On a trop longtemps pensé, en Europe, que la bande dessinée n'était qu'une affaire franco-belge. En Amérique aussi de très grands créateurs ont contribué à l'éclosion de ce mode d'expression. Le plus grand reste Will Eisner. Totalement ignoré durant des décennies, il a conquis un vaste public avec la publication des aventures du Spirit dans les pages de Tintin (sur une initiative de Greg). Mais ce personnage, récemment adapté au cinéma, n'est qu'une facette de son œuvre.
Il a débuté en signant des centaines d'histoires, sous divers pseudonymes, dans les fascicules vendus à très bas prix. Un travail à la chaîne, qu'il a raconté, des années plus tard, dans des récits complets devenus des témoignages historiques essentiels. Les éditions Delcourt ont entrepris de rééditer l'ensemble de ces BD, dans un format comics, en noir et blanc.
Dans « Le rêveur », vous découvrirez les débuts de Eisner dans le milieu de la BD. Pas du tout évident. La crise frappait le pays à l'époque. Il a finalement décidé de créer son entreprise avec une mise de fond de 30 $. Aidé d'un bon commercial il a rapidement trouvé des marchés, dessinant nuit et jour pour assurer les commandes. Face à l'afflux de travail, il a créé un studio, permettant à quelques jeunes et aussi des anciens de trouver un revenu fixe. Trois années éprouvantes mais très formatrices. Il a revendu ses parts 30 000 dollars pour aller tenter sa chance en indépendant sur le Spirit, malgré les rumeurs persistantes de guerre.

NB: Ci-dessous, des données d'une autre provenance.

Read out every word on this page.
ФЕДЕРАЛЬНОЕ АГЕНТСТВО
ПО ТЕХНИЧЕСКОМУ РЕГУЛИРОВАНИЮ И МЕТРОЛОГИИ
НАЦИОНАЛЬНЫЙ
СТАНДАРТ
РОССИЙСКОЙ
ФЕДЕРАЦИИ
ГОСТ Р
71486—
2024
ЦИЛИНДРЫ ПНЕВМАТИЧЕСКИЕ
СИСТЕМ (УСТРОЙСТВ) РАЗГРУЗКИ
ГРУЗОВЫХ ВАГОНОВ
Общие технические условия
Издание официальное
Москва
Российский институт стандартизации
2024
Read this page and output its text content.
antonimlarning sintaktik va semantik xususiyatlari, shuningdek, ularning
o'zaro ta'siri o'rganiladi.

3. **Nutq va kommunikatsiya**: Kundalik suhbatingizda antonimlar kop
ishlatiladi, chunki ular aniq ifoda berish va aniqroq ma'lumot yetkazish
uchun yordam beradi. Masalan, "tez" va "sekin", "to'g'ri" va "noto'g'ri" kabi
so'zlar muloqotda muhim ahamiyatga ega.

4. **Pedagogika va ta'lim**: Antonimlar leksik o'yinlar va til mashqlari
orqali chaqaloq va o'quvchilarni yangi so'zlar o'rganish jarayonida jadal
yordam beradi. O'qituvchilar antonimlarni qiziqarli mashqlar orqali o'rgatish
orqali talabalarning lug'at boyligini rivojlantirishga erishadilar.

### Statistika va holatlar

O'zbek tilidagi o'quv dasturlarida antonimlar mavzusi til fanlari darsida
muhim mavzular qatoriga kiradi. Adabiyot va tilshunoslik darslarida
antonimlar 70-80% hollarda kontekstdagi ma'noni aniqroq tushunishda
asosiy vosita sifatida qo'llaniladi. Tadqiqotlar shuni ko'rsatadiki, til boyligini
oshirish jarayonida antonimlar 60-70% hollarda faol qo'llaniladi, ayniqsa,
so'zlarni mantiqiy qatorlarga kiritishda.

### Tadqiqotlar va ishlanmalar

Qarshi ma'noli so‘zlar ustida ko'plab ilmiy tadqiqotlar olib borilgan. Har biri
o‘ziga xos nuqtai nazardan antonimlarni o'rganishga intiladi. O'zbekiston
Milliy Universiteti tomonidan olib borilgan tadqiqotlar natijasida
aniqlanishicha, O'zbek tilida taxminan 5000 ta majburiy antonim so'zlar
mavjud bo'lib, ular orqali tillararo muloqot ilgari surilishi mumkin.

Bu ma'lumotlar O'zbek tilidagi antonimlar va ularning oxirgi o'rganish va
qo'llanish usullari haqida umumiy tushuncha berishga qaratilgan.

« Au cœur de la tempête », pavé de 200 pages, Will Eisner reste dans l'autobiographie, mais il raconte les années 40, abordant beaucoup l'antisémitisme ambiant de l'époque et l'histoire de sa famille, des émigrants chassés de leur terre natale et tentant de se faire une place dans ce pays en devenir. Une œuvre magistrale où son trait époustouflant magnifie cette romance des XIXe et XXe siècle.